European stocks climbed this week, as the Italian Senate approved austerity measures, easing concern the country would need a bailout, and US consumer confidence rose this month more than economists had predicted.
The benchmark STOXX Europe 600 Index gained 0.5 percent to 240.98 this week on optimism a new government led by former EU commissioner for competition Mario Monti would take charge in Italy. The STOXX 600 will rally 14 percent to 275 through the end of next year as earnings growth supports valuations and “extreme pessimism” abates, according to Barclays PLC.

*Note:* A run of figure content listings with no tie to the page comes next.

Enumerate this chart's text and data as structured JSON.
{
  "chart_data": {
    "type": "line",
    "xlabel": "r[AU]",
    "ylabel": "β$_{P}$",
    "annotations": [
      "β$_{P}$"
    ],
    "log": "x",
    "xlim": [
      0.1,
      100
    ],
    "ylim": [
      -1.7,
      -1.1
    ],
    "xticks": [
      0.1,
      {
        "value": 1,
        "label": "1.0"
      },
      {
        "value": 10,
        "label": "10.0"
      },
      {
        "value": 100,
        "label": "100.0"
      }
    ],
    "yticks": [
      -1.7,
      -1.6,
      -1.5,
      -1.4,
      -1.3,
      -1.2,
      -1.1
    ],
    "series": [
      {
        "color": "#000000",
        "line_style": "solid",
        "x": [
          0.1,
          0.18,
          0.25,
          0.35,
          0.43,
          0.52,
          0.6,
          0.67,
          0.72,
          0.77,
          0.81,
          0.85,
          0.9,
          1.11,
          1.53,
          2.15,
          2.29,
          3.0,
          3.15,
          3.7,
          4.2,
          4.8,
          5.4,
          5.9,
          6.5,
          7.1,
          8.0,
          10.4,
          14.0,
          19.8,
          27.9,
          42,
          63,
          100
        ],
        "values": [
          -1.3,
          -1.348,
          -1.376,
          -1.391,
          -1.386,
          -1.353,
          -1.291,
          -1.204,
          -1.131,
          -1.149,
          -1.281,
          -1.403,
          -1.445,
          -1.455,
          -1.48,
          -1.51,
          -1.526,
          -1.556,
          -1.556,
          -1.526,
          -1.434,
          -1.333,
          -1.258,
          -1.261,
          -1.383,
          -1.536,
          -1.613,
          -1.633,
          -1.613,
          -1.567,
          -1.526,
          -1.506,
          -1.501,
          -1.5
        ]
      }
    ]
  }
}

“Concerns about Europe’s debt crisis seem to be easing as Italy and Greece take measures to address ongoing issues and draw a line under the situation,” said Manoj Ladwa, a senior trader at ETX Capital in London.

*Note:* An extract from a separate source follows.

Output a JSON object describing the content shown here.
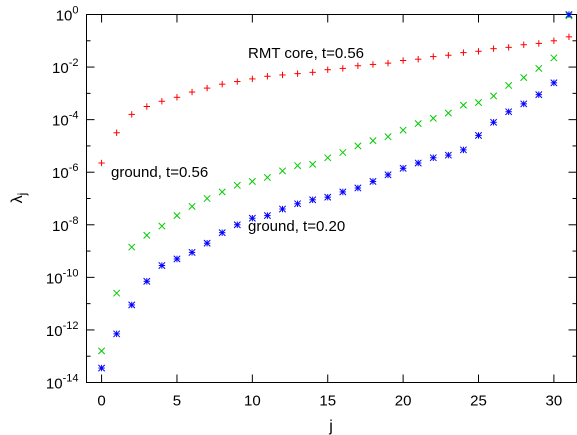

In Italy, the Senate voted 156 to 12 to pass the package of measures promised to the EU in a bid to boost growth and cut Italy’s debt of 1.9 trillion euros (US$2.6 trillion), the world’s fourth biggest. Opposition lawmakers did not take part in the vote, allowing the bill to pass.
The Senate brought forward the ballot after Italian Prime Minister Silvio Berlusconi lost his parliamentary majority this week, leading bond yields to surge to euro-era records. Italy’s debt exceeds that of Greece, Spain, Portugal and Ireland combined. Unlike those nations, it has systemic importance as the world’s third-largest bond market and the eighth-biggest economy.
In the US, the Thomson Reuters/University of Michigan preliminary index of consumer sentiment for this month rose to 64.2 from a final reading of 60.9 last month.
“Consumer confidence is improving, indicating a dislocation between consumers’ retail confidence and consumers’ financial and political system confidence,” said Daniel Weston, a portfolio adviser at Schroeder Equities GmbH in Munich.
National benchmark indices climbed in 10 of the 18 Western European markets. France’s CAC 40 gained 2.8 percent, the UK’s FTSE 100 Index rose 0.3 percent and Germany’s DAX jumped 1.5 percent.